Today the Catholic Church celebrates the feast of the Exaltation or Triumph of the Cross.
In many ways, in the eyes of the world, the triumph of the cross is an oxymoron. Crucifixion was one of the most cruel ways to execute criminals that the Romans used, since it was often a slow death by asphyxiation. To call it a triumph seems stupid – pure folly.
And so it is.
That is also the message of the second reading for today’s Mass, Philippians 2: 6-11:
[Jesus] emptied himself,
talking the form of a slave,
…he humbled himself
becoming obedient unto death,
even death on a cross.
Jesus showed us the way of downward mobility and solidarity with the despised of the world.
This is a way that can bring joy – now and in eternity.

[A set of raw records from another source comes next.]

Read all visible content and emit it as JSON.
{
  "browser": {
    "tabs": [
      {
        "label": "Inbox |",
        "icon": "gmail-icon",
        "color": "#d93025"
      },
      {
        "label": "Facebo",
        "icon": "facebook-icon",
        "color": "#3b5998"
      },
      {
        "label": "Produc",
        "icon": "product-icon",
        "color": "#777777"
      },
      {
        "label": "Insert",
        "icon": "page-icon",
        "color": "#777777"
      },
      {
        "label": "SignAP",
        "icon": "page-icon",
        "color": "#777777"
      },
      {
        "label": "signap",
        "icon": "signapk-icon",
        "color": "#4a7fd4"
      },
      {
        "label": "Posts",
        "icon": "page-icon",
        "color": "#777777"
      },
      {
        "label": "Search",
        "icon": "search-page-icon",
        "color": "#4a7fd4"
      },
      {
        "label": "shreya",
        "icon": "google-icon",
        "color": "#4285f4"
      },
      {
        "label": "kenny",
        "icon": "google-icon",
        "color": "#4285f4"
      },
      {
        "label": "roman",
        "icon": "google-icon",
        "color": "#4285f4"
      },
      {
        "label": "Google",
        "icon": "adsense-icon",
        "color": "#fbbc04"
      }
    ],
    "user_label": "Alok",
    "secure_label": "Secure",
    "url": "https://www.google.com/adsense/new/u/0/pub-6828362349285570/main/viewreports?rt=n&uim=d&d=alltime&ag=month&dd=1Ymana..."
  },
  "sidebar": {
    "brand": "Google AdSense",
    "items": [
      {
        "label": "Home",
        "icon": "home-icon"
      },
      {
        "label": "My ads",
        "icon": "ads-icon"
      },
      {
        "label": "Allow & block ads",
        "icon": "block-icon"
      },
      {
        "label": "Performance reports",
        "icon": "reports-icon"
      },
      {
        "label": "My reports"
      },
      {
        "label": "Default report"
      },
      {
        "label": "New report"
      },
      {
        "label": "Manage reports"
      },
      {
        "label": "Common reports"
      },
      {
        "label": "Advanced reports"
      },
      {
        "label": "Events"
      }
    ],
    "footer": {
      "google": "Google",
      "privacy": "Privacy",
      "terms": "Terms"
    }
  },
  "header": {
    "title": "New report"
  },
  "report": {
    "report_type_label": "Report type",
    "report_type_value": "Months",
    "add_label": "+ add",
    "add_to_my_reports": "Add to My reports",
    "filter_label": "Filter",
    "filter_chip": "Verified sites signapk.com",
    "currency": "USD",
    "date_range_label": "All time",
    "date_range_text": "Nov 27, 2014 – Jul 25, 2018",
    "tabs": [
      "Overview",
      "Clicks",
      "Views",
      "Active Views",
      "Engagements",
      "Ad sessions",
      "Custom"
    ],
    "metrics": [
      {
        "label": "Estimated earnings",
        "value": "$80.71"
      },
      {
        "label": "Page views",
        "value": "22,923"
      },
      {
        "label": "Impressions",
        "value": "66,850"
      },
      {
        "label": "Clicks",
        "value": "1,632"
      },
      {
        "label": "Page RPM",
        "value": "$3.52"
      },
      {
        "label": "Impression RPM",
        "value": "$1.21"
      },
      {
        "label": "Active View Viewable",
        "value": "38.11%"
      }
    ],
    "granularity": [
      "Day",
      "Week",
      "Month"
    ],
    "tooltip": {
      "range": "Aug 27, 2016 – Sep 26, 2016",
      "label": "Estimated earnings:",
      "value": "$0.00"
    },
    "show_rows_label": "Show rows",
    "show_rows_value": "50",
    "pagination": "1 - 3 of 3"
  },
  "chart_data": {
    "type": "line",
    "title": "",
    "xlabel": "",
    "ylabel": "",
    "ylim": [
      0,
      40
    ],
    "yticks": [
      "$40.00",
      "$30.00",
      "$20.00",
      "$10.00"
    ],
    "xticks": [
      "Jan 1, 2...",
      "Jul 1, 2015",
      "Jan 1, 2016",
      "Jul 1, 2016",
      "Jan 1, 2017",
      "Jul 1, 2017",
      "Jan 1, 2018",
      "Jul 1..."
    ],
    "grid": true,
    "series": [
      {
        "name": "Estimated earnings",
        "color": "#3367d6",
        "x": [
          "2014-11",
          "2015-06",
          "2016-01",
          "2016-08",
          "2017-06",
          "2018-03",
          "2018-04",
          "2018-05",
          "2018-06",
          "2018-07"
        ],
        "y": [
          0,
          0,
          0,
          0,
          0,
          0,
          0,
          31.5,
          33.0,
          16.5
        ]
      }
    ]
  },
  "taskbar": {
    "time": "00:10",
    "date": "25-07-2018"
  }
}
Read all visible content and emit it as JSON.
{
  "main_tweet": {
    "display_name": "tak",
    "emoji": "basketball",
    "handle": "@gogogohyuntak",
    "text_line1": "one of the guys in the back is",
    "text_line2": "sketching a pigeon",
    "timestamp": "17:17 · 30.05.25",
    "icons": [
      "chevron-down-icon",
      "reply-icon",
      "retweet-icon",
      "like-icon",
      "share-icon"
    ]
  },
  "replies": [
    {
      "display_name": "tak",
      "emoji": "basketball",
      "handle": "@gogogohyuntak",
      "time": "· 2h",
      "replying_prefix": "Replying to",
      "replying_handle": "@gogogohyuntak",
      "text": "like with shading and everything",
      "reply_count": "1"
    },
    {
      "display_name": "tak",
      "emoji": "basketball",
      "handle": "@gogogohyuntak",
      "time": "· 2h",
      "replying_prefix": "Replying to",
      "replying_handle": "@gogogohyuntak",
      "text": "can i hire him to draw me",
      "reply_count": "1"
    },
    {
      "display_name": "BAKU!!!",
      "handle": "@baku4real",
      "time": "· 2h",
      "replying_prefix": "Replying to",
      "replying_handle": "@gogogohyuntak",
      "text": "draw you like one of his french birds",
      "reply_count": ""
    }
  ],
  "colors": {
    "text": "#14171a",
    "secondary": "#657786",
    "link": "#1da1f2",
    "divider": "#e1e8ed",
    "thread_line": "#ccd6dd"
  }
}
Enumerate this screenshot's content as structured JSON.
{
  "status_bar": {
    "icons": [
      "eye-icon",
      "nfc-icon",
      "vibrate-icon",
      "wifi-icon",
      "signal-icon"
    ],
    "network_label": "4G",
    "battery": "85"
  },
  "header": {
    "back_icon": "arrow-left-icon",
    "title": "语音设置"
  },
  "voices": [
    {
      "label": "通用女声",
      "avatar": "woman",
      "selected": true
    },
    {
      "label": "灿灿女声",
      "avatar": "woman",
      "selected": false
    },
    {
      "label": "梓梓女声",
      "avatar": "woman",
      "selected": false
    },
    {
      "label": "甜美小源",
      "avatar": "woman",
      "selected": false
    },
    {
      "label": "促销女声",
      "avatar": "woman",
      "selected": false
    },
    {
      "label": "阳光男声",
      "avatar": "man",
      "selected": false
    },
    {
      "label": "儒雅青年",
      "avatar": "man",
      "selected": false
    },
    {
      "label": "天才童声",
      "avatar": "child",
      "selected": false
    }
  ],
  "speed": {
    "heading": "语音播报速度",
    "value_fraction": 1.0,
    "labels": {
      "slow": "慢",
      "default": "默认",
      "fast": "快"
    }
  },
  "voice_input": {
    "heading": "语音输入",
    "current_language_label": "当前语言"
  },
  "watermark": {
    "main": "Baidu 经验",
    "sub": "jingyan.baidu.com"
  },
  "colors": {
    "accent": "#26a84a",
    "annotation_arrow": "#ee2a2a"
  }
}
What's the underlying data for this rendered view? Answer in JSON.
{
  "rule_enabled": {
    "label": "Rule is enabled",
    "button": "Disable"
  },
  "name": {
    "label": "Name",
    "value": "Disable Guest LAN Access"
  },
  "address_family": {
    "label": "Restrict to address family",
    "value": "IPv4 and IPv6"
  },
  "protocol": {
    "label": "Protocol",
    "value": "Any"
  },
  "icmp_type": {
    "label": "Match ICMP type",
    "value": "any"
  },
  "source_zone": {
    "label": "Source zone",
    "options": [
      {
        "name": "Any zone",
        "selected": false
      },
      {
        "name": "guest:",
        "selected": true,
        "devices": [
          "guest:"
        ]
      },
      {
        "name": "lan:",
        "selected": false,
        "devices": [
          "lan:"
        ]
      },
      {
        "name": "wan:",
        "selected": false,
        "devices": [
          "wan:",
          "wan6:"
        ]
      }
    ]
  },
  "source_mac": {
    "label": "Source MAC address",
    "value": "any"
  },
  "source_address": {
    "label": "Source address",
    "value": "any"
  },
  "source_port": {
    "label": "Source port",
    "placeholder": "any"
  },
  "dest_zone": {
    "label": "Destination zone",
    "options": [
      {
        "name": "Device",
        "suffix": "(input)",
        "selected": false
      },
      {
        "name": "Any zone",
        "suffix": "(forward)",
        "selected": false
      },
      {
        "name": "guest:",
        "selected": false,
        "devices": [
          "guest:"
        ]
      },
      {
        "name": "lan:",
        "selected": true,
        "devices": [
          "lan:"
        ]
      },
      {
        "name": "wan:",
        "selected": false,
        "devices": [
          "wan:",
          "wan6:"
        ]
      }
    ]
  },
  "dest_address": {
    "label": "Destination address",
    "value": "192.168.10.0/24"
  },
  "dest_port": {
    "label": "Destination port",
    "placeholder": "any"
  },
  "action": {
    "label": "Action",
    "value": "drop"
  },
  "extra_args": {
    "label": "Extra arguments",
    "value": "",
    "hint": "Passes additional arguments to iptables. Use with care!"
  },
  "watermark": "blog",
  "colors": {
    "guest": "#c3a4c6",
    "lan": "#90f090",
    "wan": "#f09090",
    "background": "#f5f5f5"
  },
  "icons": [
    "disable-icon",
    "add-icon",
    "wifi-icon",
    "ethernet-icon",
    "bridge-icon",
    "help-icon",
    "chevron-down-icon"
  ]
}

Last night as I read the First Vespers of the Feast I remembered the day when St. Thomas gave me a mission cross. It is a large cross which had belonged to Msgr. James Supple, the founder of St. Thomas Aquinas Church and Catholic Student Center, who spent many years there, first as pastor, than as retiree (though he hardly retired until he died.)
Father Ev Hemann, the pastor in 2007 who died this year, gave me the cross at the weekend Masses. On the back are inscribed these words of St. Thomas Aquinas:
If, then, you are looking for the way by which you should go, take Christ, because He Himself is the way.
So today I feel a desire to recommit myself to my mission, to take Christ, walking the way with him in the byways of rural Honduras, sharing the cross of the impoverished and oppressed.
ADDENDUM: This morning I got a call to bring the Eucharist with me when I go out to a meeting of one of the zones of Dulce Nombre parish – sharing Christ with God’s people.